Search code examples
rfile-ioforeachmat-file

Problems reading MATLAB .mat files with a foreach loop in R


I have over a thousand matlab files that I want to read into R. I use the R.matlab package to read them and I would like to parallel the operation.

However, once I call the loop (I am generating a single data set from all the .mat files) I get an error:

Error in { : task 1 failed - "not possible to encounter function "readMat""

(I translated the part of the error between "", since my R is not in english)

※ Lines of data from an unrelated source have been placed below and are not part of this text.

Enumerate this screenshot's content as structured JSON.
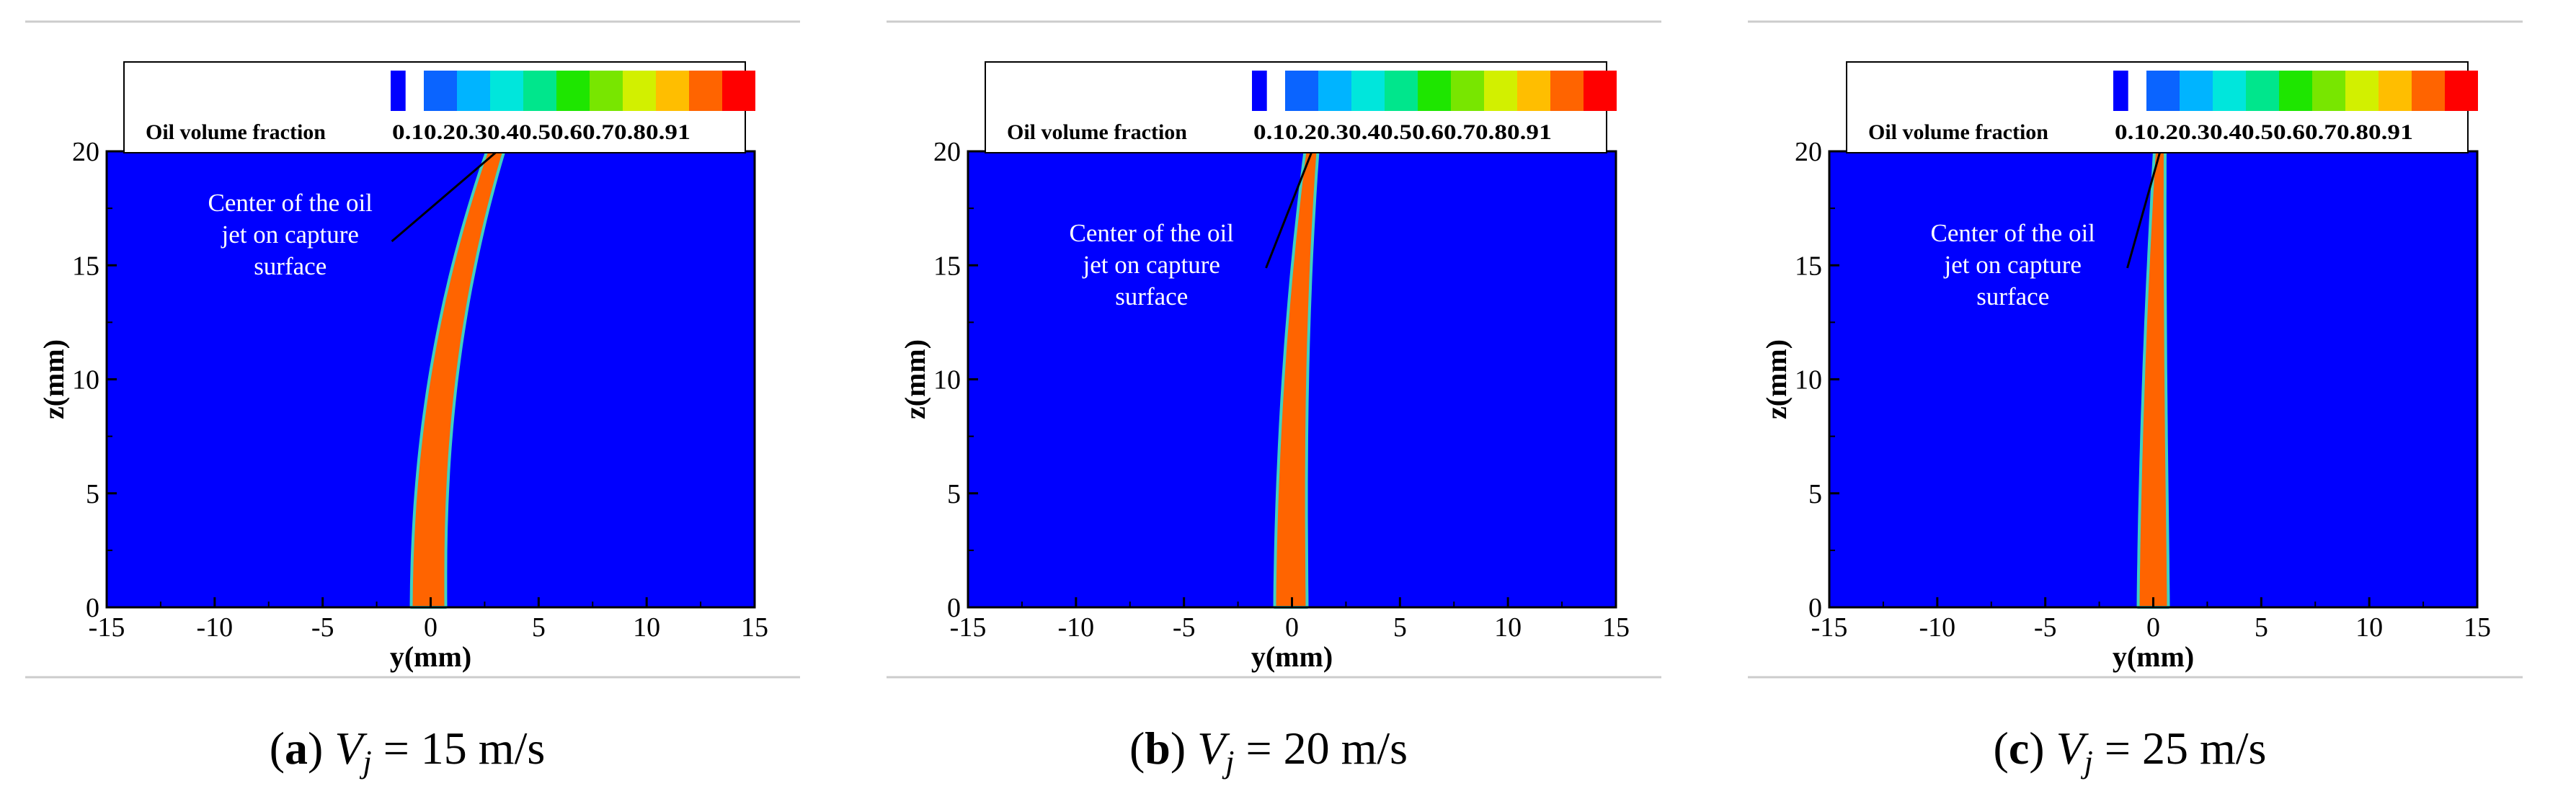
{
  "chart_data": [
    {
      "type": "heatmap",
      "panel_label": "a",
      "velocity": "15",
      "xlabel": "y(mm)",
      "ylabel": "z(mm)",
      "xlim": [
        -15,
        15
      ],
      "ylim": [
        0,
        20
      ],
      "xticks": [
        "-15",
        "-10",
        "-5",
        "0",
        "5",
        "10",
        "15"
      ],
      "yticks": [
        "0",
        "5",
        "10",
        "15",
        "20"
      ],
      "legend_title": "Oil volume fraction",
      "legend_ticks": [
        "0.1",
        "0.2",
        "0.3",
        "0.4",
        "0.5",
        "0.6",
        "0.7",
        "0.8",
        "0.9",
        "1"
      ],
      "annotation": [
        "Center of the oil",
        "jet on capture",
        "surface"
      ],
      "jet": {
        "left_edge_bottom": -0.9,
        "right_edge_bottom": 0.7,
        "center_at_top": 3.0,
        "width_at_top": 0.8
      }
    },
    {
      "type": "heatmap",
      "panel_label": "b",
      "velocity": "20",
      "xlabel": "y(mm)",
      "ylabel": "z(mm)",
      "xlim": [
        -15,
        15
      ],
      "ylim": [
        0,
        20
      ],
      "xticks": [
        "-15",
        "-10",
        "-5",
        "0",
        "5",
        "10",
        "15"
      ],
      "yticks": [
        "0",
        "5",
        "10",
        "15",
        "20"
      ],
      "legend_title": "Oil volume fraction",
      "legend_ticks": [
        "0.1",
        "0.2",
        "0.3",
        "0.4",
        "0.5",
        "0.6",
        "0.7",
        "0.8",
        "0.9",
        "1"
      ],
      "annotation": [
        "Center of the oil",
        "jet on capture",
        "surface"
      ],
      "jet": {
        "left_edge_bottom": -0.8,
        "right_edge_bottom": 0.7,
        "center_at_top": 0.9,
        "width_at_top": 0.6
      }
    },
    {
      "type": "heatmap",
      "panel_label": "c",
      "velocity": "25",
      "xlabel": "y(mm)",
      "ylabel": "z(mm)",
      "xlim": [
        -15,
        15
      ],
      "ylim": [
        0,
        20
      ],
      "xticks": [
        "-15",
        "-10",
        "-5",
        "0",
        "5",
        "10",
        "15"
      ],
      "yticks": [
        "0",
        "5",
        "10",
        "15",
        "20"
      ],
      "legend_title": "Oil volume fraction",
      "legend_ticks": [
        "0.1",
        "0.2",
        "0.3",
        "0.4",
        "0.5",
        "0.6",
        "0.7",
        "0.8",
        "0.9",
        "1"
      ],
      "annotation": [
        "Center of the oil",
        "jet on capture",
        "surface"
      ],
      "jet": {
        "left_edge_bottom": -0.7,
        "right_edge_bottom": 0.7,
        "center_at_top": 0.3,
        "width_at_top": 0.5
      }
    }
  ],
  "captions": [
    {
      "label": "a",
      "symbol": "V",
      "subscript": "j",
      "value": " = 15 m/s"
    },
    {
      "label": "b",
      "symbol": "V",
      "subscript": "j",
      "value": " = 20 m/s"
    },
    {
      "label": "c",
      "symbol": "V",
      "subscript": "j",
      "value": " = 25 m/s"
    }
  ],
  "colors": {
    "background": "#0000ff",
    "jet_fill": "#ff6400",
    "jet_edge": "#40d0c0",
    "colorbar": [
      "#0000ff",
      "#0a64ff",
      "#00b4ff",
      "#00e6dc",
      "#00e68c",
      "#1ee600",
      "#78e600",
      "#d2f000",
      "#ffbe00",
      "#ff6400",
      "#ff0000"
    ]
  }
}
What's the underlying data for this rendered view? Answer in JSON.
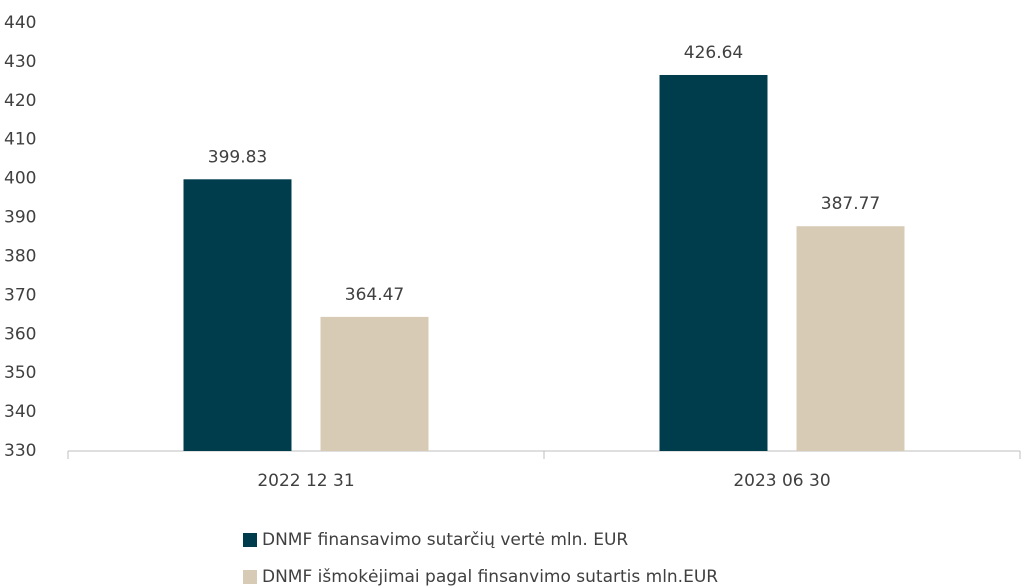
{
  "chart_data": {
    "type": "bar",
    "categories": [
      "2022 12 31",
      "2023 06 30"
    ],
    "series": [
      {
        "name": "DNMF finansavimo sutarčių vertė mln. EUR",
        "color": "#003d4c",
        "values": [
          399.83,
          426.64
        ]
      },
      {
        "name": "DNMF išmokėjimai pagal finsanvimo sutartis mln.EUR",
        "color": "#d8cbb5",
        "values": [
          364.47,
          387.77
        ]
      }
    ],
    "ylim": [
      330,
      440
    ],
    "yticks": [
      330,
      340,
      350,
      360,
      370,
      380,
      390,
      400,
      410,
      420,
      430,
      440
    ],
    "grid": false,
    "legend": "bottom"
  }
}
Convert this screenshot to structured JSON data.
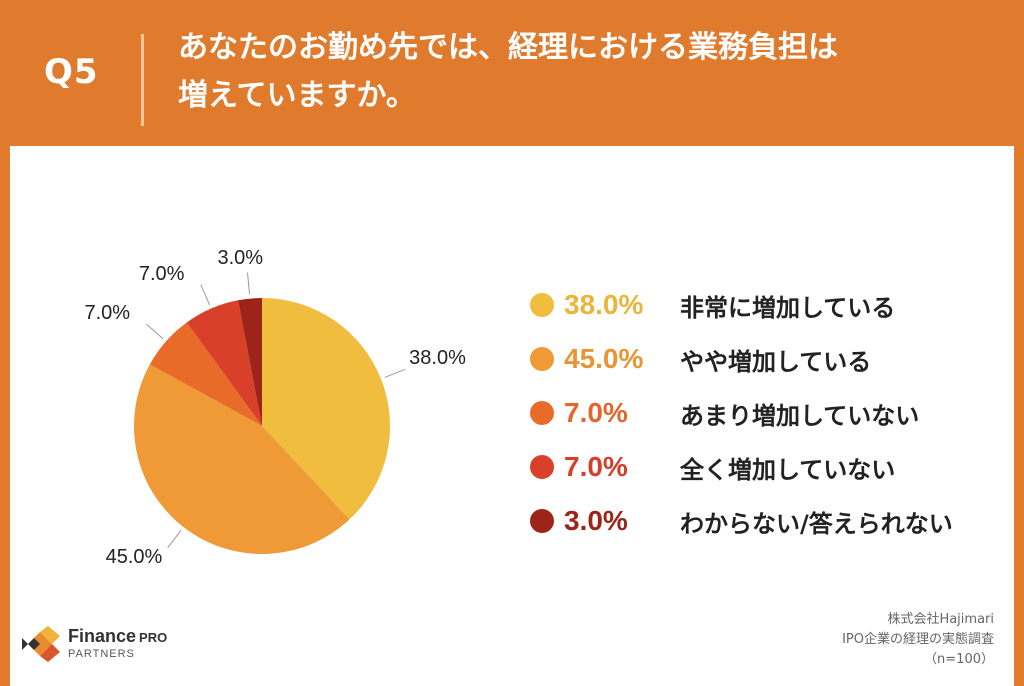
{
  "header": {
    "question_number": "Q5",
    "question_line1": "あなたのお勤め先では、経理における業務負担は",
    "question_line2": "増えていますか。"
  },
  "chart_data": {
    "type": "pie",
    "categories": [
      "非常に増加している",
      "やや増加している",
      "あまり増加していない",
      "全く増加していない",
      "わからない/答えられない"
    ],
    "values": [
      38.0,
      45.0,
      7.0,
      7.0,
      3.0
    ],
    "value_labels": [
      "38.0%",
      "45.0%",
      "7.0%",
      "7.0%",
      "3.0%"
    ],
    "colors": [
      "#f0bd3e",
      "#ef9a36",
      "#e86b2a",
      "#d9402a",
      "#9c2418"
    ],
    "legend_value_colors": [
      "#eab63a",
      "#ea9433",
      "#e3662a",
      "#d63e2a",
      "#9c2418"
    ],
    "start": "12 o'clock",
    "direction": "clockwise",
    "legend_position": "right"
  },
  "footer": {
    "logo_line1": "Finance",
    "logo_line1_suffix": "PRO",
    "logo_line2": "PARTNERS",
    "source_line1": "株式会社Hajimari",
    "source_line2": "IPO企業の経理の実態調査",
    "source_line3": "（n=100）"
  }
}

without the foreach command, everything goes fine, but it takes too long. Here is the code

library(R.matlab)
library(plyr)
library(foreach)
library(doParallel)

a = list.files()
data <- readMat(a[1])

for(j in 2:length(a))  {

  data1 <- readMat(a[j])

  if (is.null(data1)==FALSE) {
      data <- rbind.fill(data,data1)
  }}
  print(j)
}

with the foreach command I get the above error. Here is the code:

    library(R.matlab)
    library(plyr)
    library(foreach)
    library(doParallel)


cl<-makeCluster(8)
registerDoParallel(cl)

    a = list.files()
    data <- readMat(a[1])

    foreach(j = 2:length(a)) %dopar% {

      data1 <- readMat(a[j])

      if (is.null(data1)==FALSE) {
          data <- rbind.fill(data,data1)
      }}
      print(j)
    }

Does it mean foreach and readMat should not be used together?


Solution

  • Just if anyone is wondering, I forgot to export R.matlab to each cluster node. Just needed to add .packages argument inside the foreach call

    library(R.matlab)
    library(plyr)
    library(foreach)
    library(doParallel)
    
    
    cl<-makeCluster(8)
    registerDoParallel(cl)
    
    a    <- list.files()
    data <- readMat(a[1])
    
    foreach(j = 2:length(a), .packages = c("plyr", "doParallel",
                                           "R.matlab")) %dopar% {
    
      data1 <- readMat(a[j])
    
      if (!is.null(data1)) {
          data <- rbind.fill(data,data1)
      }
    
    }